1
let o = {
  x: 1,
  foo() {
    setTimeout(()=> 
      console.log(this.x),
    100);
  }
}
o.foo();

This prints out 1 after 100ms.

Is this because it is equivalent to the following, meaning that the lexical this binding of arrow functions works?

let o = new (function Object() {
          this.x = 1;
          this.foo = ()=> console.log(this.x);
        });
o.foo();
Ben Aston
  • 53,718
  • 65
  • 205
  • 331
  • No, this does *not* print out `1` after 100ms. It does so only when you call `o.foo()` somewhere! – Bergi Apr 29 '15 at 12:21
  • [Never use `new function(){}`](https://stackoverflow.com/questions/10406552/is-it-right-to-think-of-a-javascript-function-expression-that-uses-the-new-key-as-static) btw – Bergi Apr 29 '15 at 14:19
  • @Bergi - you are distinguishing between the question and your comment by the absence of parens? – Ben Aston Apr 29 '15 at 18:23
  • no, the parenthesis and the naming don't matter. It's the `new`+function expression antipattern that should not be used. – Bergi Apr 30 '15 at 00:56

1 Answers1

1

Is this because it is equivalent to the following, meaning that the lexical this binding of arrow functions works?

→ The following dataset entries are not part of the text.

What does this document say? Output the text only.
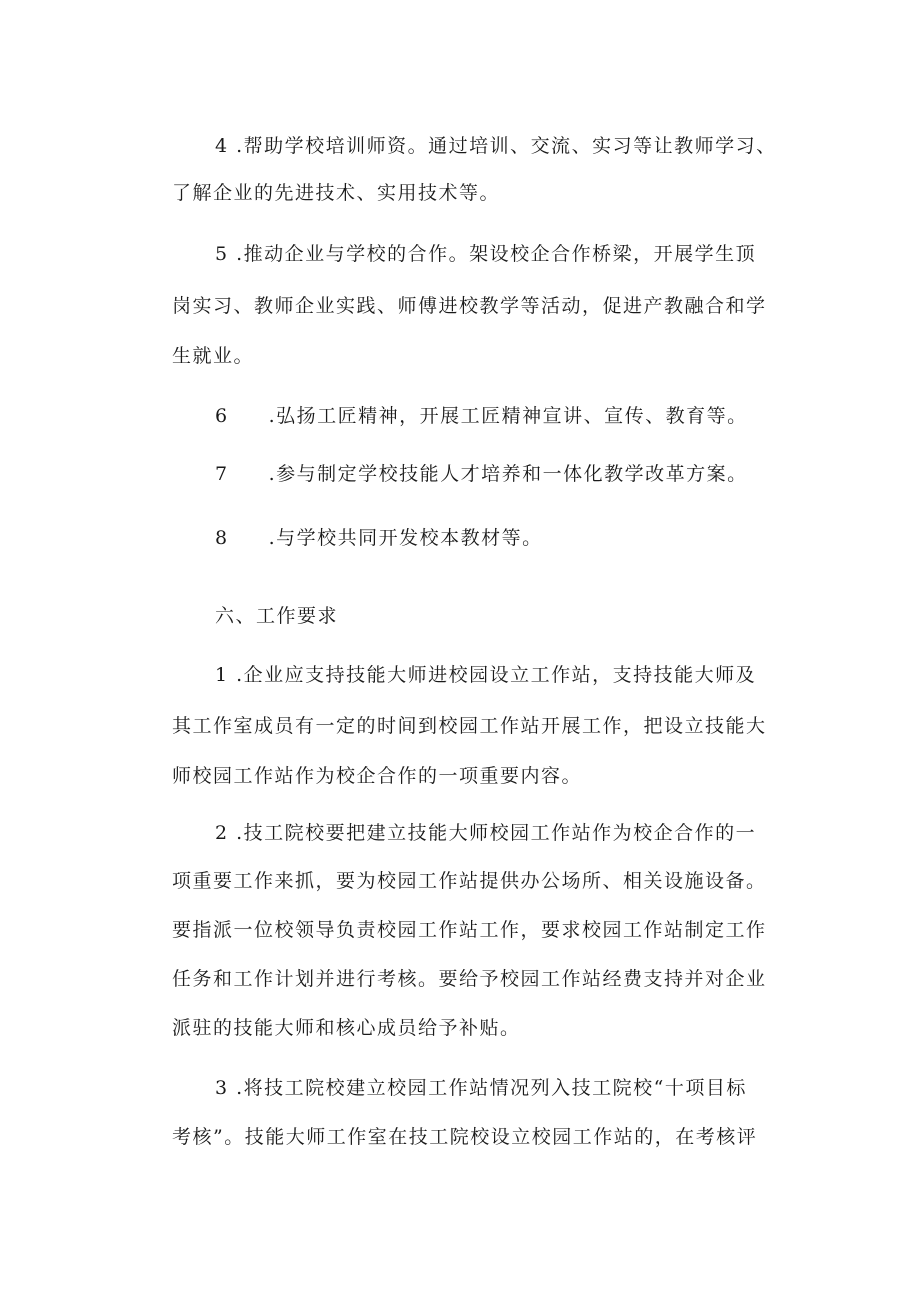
4 .帮助学校培训师资。通过培训、交流、实习等让教师学习、
了解企业的先进技术、实用技术等。
5 .推动企业与学校的合作。架设校企合作桥梁，开展学生顶
岗实习、教师企业实践、师傅进校教学等活动，促进产教融合和学
生就业。
6 .弘扬工匠精神，开展工匠精神宣讲、宣传、教育等。
7 .参与制定学校技能人才培养和一体化教学改革方案。
8 .与学校共同开发校本教材等。
六、工作要求
1 .企业应支持技能大师进校园设立工作站，支持技能大师及
其工作室成员有一定的时间到校园工作站开展工作，把设立技能大
师校园工作站作为校企合作的一项重要内容。
2 .技工院校要把建立技能大师校园工作站作为校企合作的一
项重要工作来抓，要为校园工作站提供办公场所、相关设施设备。
要指派一位校领导负责校园工作站工作，要求校园工作站制定工作
任务和工作计划并进行考核。要给予校园工作站经费支持并对企业
派驻的技能大师和核心成员给予补贴。
3 .将技工院校建立校园工作站情况列入技工院校“十项目标
考核”。技能大师工作室在技工院校设立校园工作站的，在考核评
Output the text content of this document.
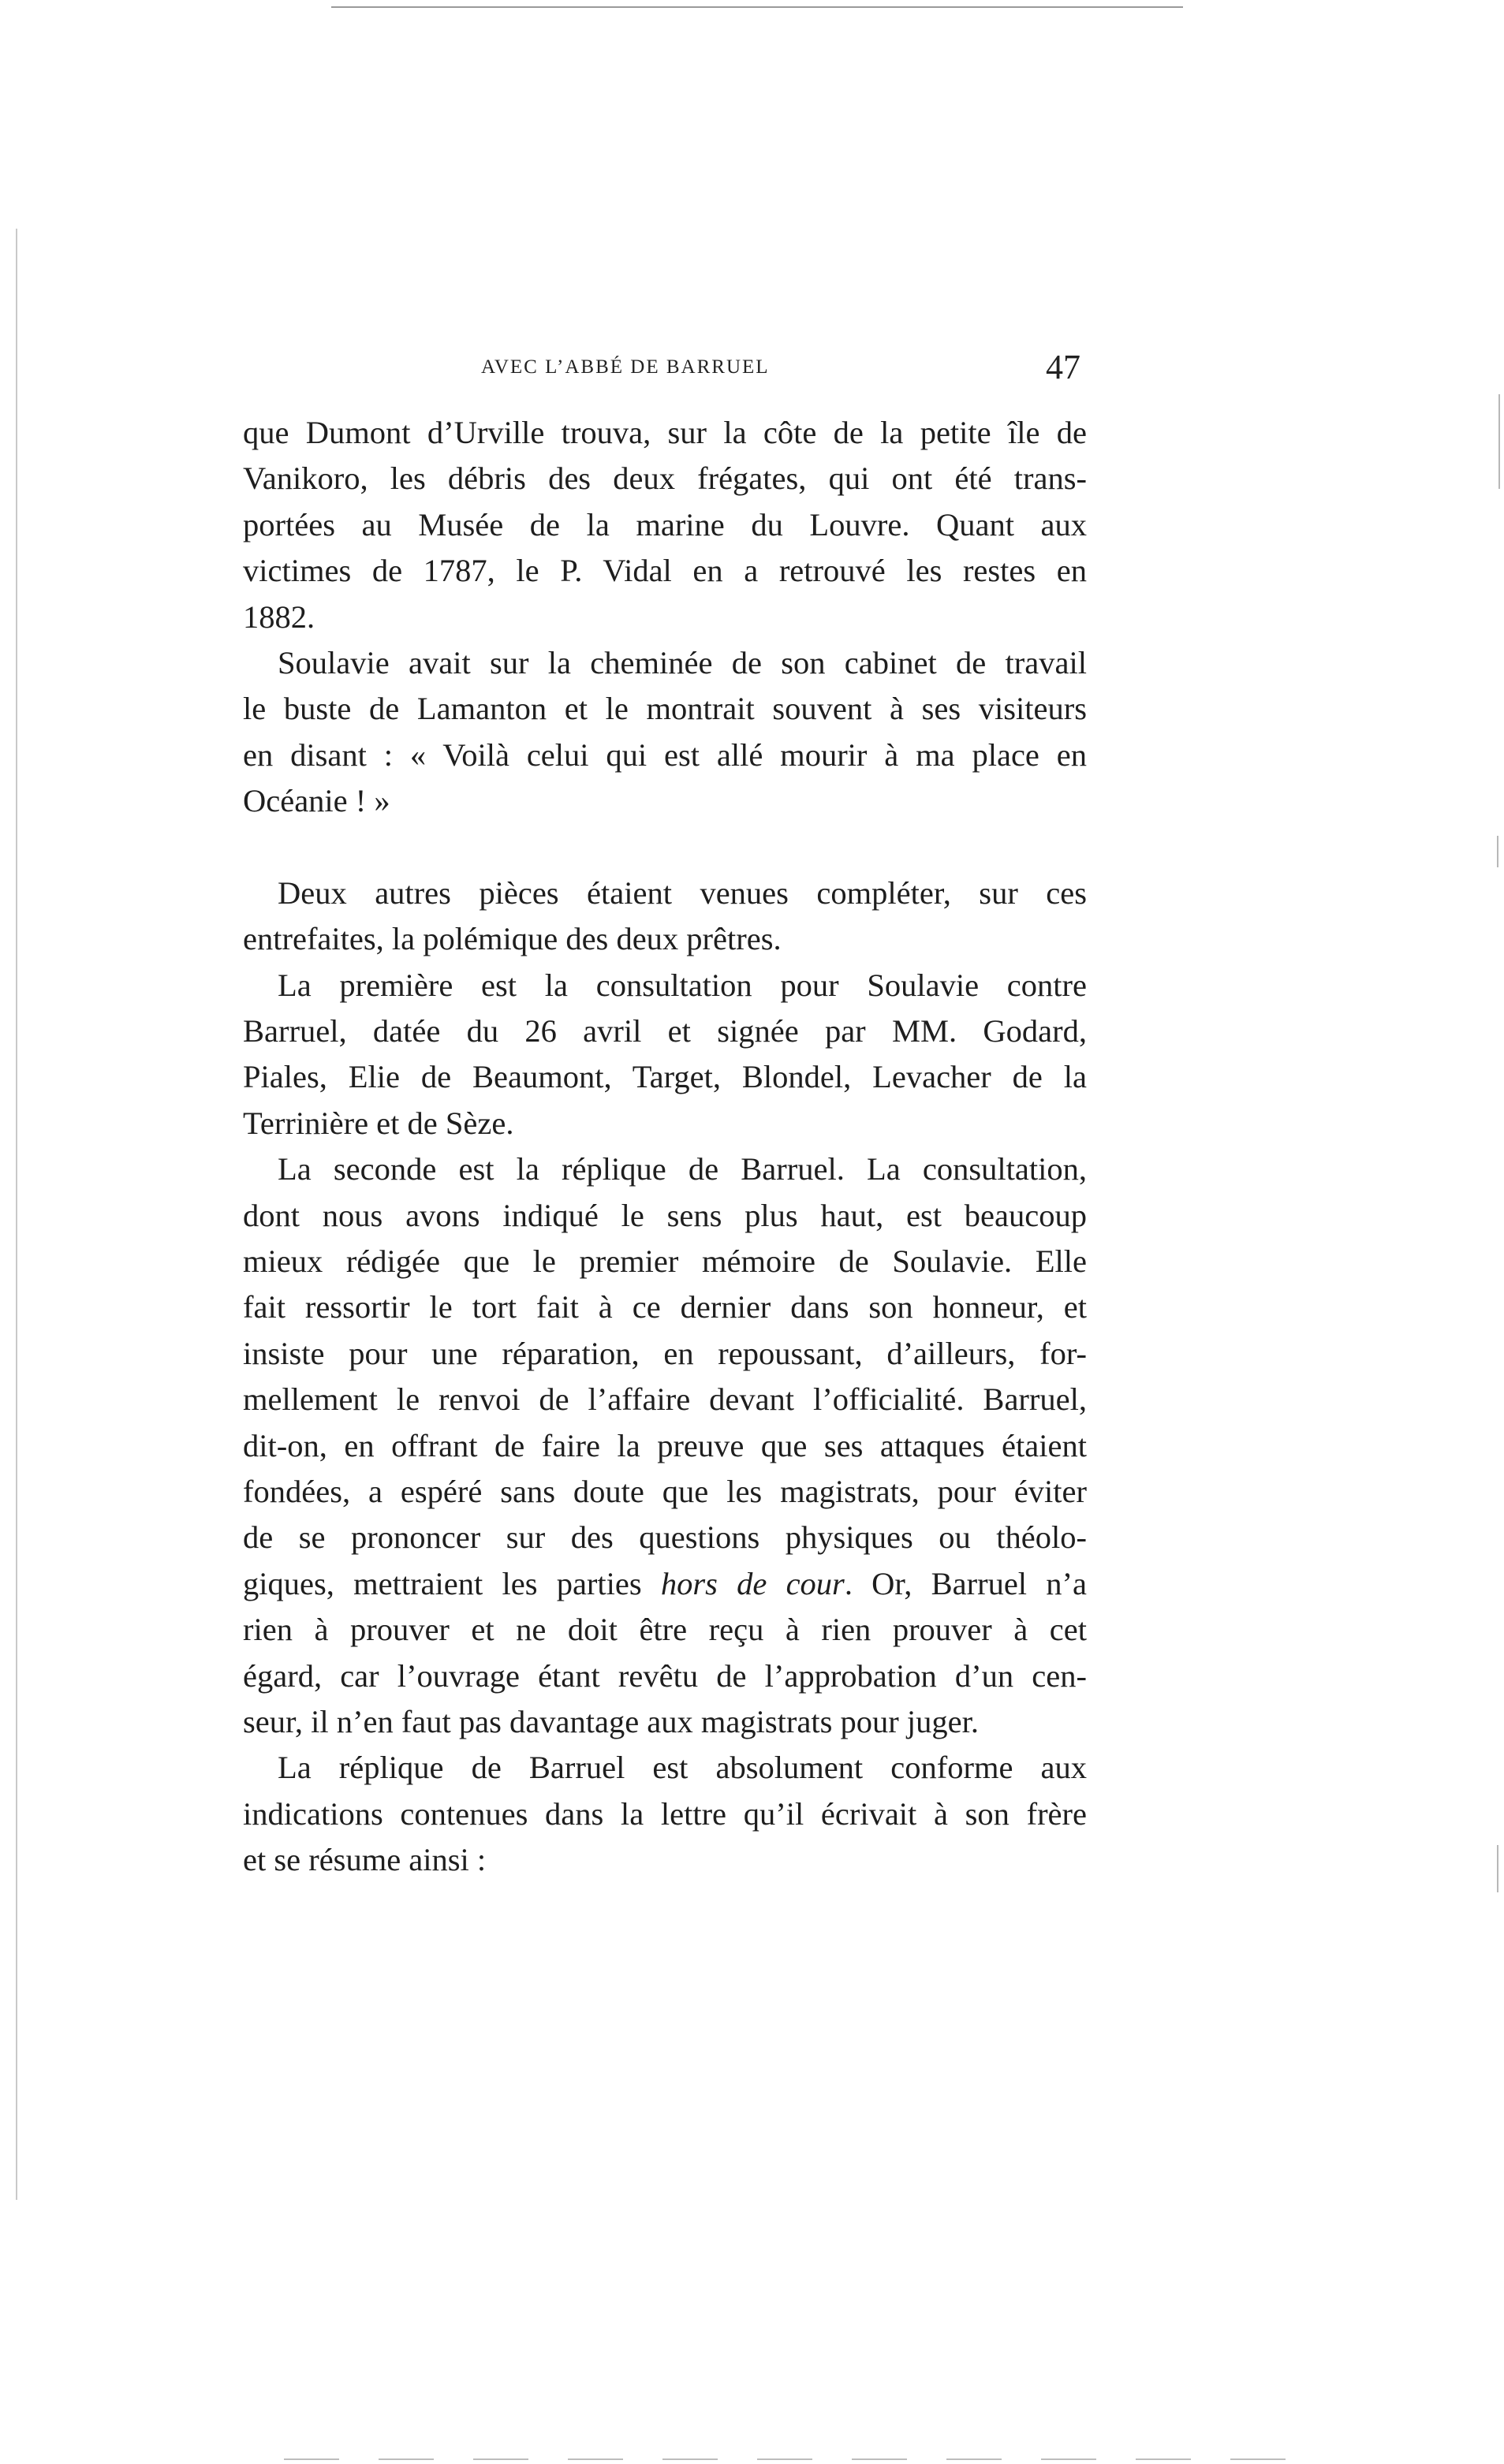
AVEC L’ABBÉ DE BARRUEL	47
que Dumont d’Urville trouva, sur la côte de la petite île de
Vanikoro, les débris des deux frégates, qui ont été trans-
portées au Musée de la marine du Louvre. Quant aux
victimes de 1787, le P. Vidal en a retrouvé les restes en
1882.
Soulavie avait sur la cheminée de son cabinet de travail
le buste de Lamanton et le montrait souvent à ses visiteurs
en disant : « Voilà celui qui est allé mourir à ma place en
Océanie ! »
Deux autres pièces étaient venues compléter, sur ces
entrefaites, la polémique des deux prêtres.
La première est la consultation pour Soulavie contre
Barruel, datée du 26 avril et signée par MM. Godard,
Piales, Elie de Beaumont, Target, Blondel, Levacher de la
Terrinière et de Sèze.
La seconde est la réplique de Barruel. La consultation,
dont nous avons indiqué le sens plus haut, est beaucoup
mieux rédigée que le premier mémoire de Soulavie. Elle
fait ressortir le tort fait à ce dernier dans son honneur, et
insiste pour une réparation, en repoussant, d’ailleurs, for-
mellement le renvoi de l’affaire devant l’officialité. Barruel,
dit-on, en offrant de faire la preuve que ses attaques étaient
fondées, a espéré sans doute que les magistrats, pour éviter
de se prononcer sur des questions physiques ou théolo-
giques, mettraient les parties hors de cour. Or, Barruel n’a
rien à prouver et ne doit être reçu à rien prouver à cet
égard, car l’ouvrage étant revêtu de l’approbation d’un cen-
seur, il n’en faut pas davantage aux magistrats pour juger.
La réplique de Barruel est absolument conforme aux
indications contenues dans la lettre qu’il écrivait à son frère
et se résume ainsi :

No, it's much simpler than that. It's equivalent to

var o = {
  x: 1,
  foo: function() {
    setTimeout(()=> 
      console.log(this.x),
    100);
  }
};
o.foo();

and with the arrow function converted:

var o = {
  x: 1,
  foo: function() {
    var self = this;
    setTimeout(function() {
      console.log(self.x)
    }, 100);
  }
};
o.foo();

Since you are calling o.foo(), this inside foo refers to o. Because an arrow function's this is subject to lexical scope, it access foo's this.

Felix Kling
  • 795,719
  • 175
  • 1,089
  • 1,143